Let me provide a comprehensive solution addressing ETL memory allocation, event log preprocessing, and server resource scaling for your scenario.
ETL Memory Allocation:
First, optimize your Java heap configuration for the ETL engine:
-Xms8192m -Xmx12288m // Initial 8GB, max 12GB heap
-XX:+UseG1GC // Use G1 garbage collector for better large heap handling
-XX:MaxGCPauseMillis=200 // Target max 200ms GC pauses
Configure the ETL batch processing parameters:
ETLConfig.BatchSize = 75000 // Process 75K events per batch
ETLConfig.CommitInterval = 50000 // Commit every 50K events
ETLConfig.EnableStreaming = true // Enable streaming mode
Event Log Preprocessing Strategy:
Before importing into Creatio, implement a preprocessing pipeline:
-
Data Reduction (typically reduces size by 35-45%):
- Remove debug/system events not relevant to process analysis
- Eliminate redundant attributes (keep only: CaseID, Activity, Timestamp, Resource, essential business attributes)
- Consolidate events: If you have multiple events for the same activity within seconds, merge them
-
Temporal Partitioning:
- Split your 2.5M event log into quarterly chunks (approximately 625K events each)
- Name convention: EventLog_2024_Q1.csv, EventLog_2024_Q2.csv, etc.
- Import each quarter separately, then use Creatio’s process mining merge feature
-
Data Quality Checks (prevent import failures):
- Validate timestamp formats are consistent
- Ensure CaseIDs don’t have special characters that cause parsing issues
- Check for null values in critical fields (CaseID, Activity, Timestamp)
-
Preprocessing Implementation:
// Pseudocode - Event log preprocessing:
1. Load raw event log in streaming mode (don't load entire file)
2. Apply filters: Remove system events, validate required fields
3. Transform: Standardize timestamps, normalize activity names
4. Partition: Write to separate files based on time period (quarterly)
5. Compress: Use gzip compression for storage (reduces size 60-70%)
6. Generate metadata: Event counts, date ranges, case counts per partition
Server Resource Scaling:
For sustainable process mining with 2-5M event workloads:
-
Minimum Hardware Recommendations:
- RAM: 32GB (allocate 20GB to application server, 12GB to OS/other)
- CPU: 12+ cores (ETL engine can parallelize event processing)
- Storage: NVMe SSD for temp files and database (ETL writes 2-3x event log size in temp data)

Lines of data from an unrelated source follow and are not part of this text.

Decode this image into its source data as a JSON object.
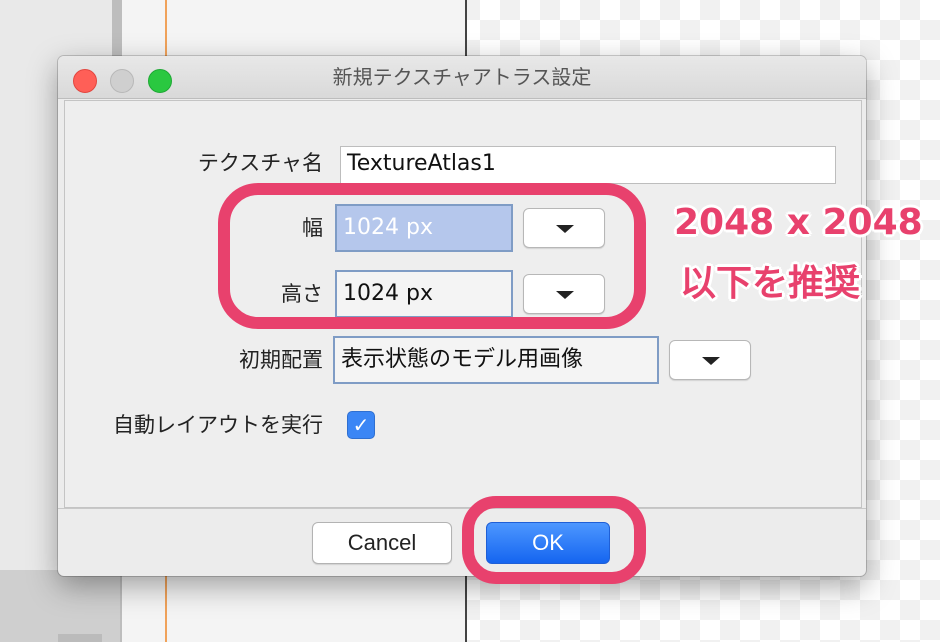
{
  "dialog": {
    "title": "新規テクスチャアトラス設定",
    "texture_name_label": "テクスチャ名",
    "texture_name_value": "TextureAtlas1",
    "width_label": "幅",
    "width_value": "1024 px",
    "height_label": "高さ",
    "height_value": "1024 px",
    "initial_layout_label": "初期配置",
    "initial_layout_value": "表示状態のモデル用画像",
    "auto_layout_label": "自動レイアウトを実行",
    "auto_layout_checked": true,
    "cancel_label": "Cancel",
    "ok_label": "OK"
  },
  "annotation": {
    "line1": "2048 x 2048",
    "line2": "以下を推奨",
    "color": "#e8416d"
  },
  "icons": {
    "dropdown": "chevron-down-icon",
    "checkmark": "✓"
  }
}
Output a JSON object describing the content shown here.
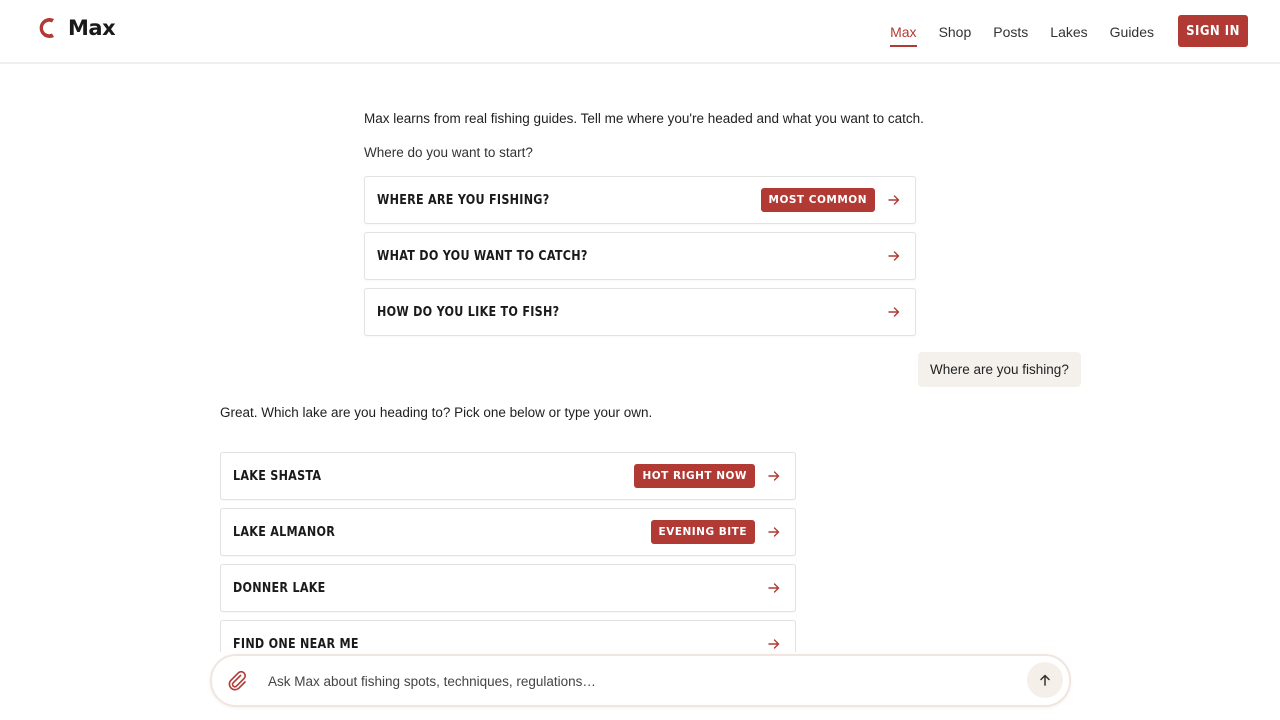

- Network: If database is remote, ensure 1Gbps+ connection
-
Configuration Optimization:
- Database connection pool: Set to 20-30 connections for parallel ETL processing
- Temp directory: Point to fast SSD with at least 50GB free space
- Enable parallel processing: Configure ETL to use 6-8 worker threads
-
Scaling Strategy by Event Volume:
- <1M events: 16GB RAM, 8 cores (your current setup)
- 1-3M events: 32GB RAM, 12 cores (recommended upgrade)
- 3-5M events: 48GB RAM, 16 cores
-
5M events: Consider distributed processing or database-level process mining
Implementation Roadmap:
Phase 1 - Immediate (No Hardware Changes):
- Increase Java heap to 12GB with G1GC
- Enable streaming mode and reduce batch size to 75K
- Preprocess event log: Remove unnecessary attributes (target 40% size reduction)
- Split into 500K event chunks and import sequentially
Expected result: Successfully import 2.5M events in 4-5 sequential batches
Phase 2 - Short-term (Optimize Current Hardware):
- Implement automated preprocessing pipeline
- Configure parallel ETL processing (4-6 threads)
- Optimize database queries with proper indexing on CaseID and Timestamp
- Set up monitoring for memory usage during ETL
Expected result: Reduce import time by 30-40%, more reliable processing
Phase 3 - Long-term (Scale Infrastructure):
- Upgrade to 32GB RAM server
- Migrate to NVMe SSD storage
- Implement quarterly automated imports with merge
- Set up retention policy (archive events older than 2 years)
Expected result: Handle 5M+ events, support continuous process mining
Monitoring and Validation:
After implementation, track these metrics:
- Memory peak usage during ETL (should stay under 85% of allocated heap)
- Events processed per minute (target: 8K-12K events/min)
- Import failure rate (target: <2%)
- End-to-end import time for 500K events (target: <15 minutes)
This comprehensive approach should resolve your immediate memory issues while providing a scalable foundation for growing event volumes. The preprocessing step is critical - I’ve seen it reduce import failures by 90% in large-scale implementations.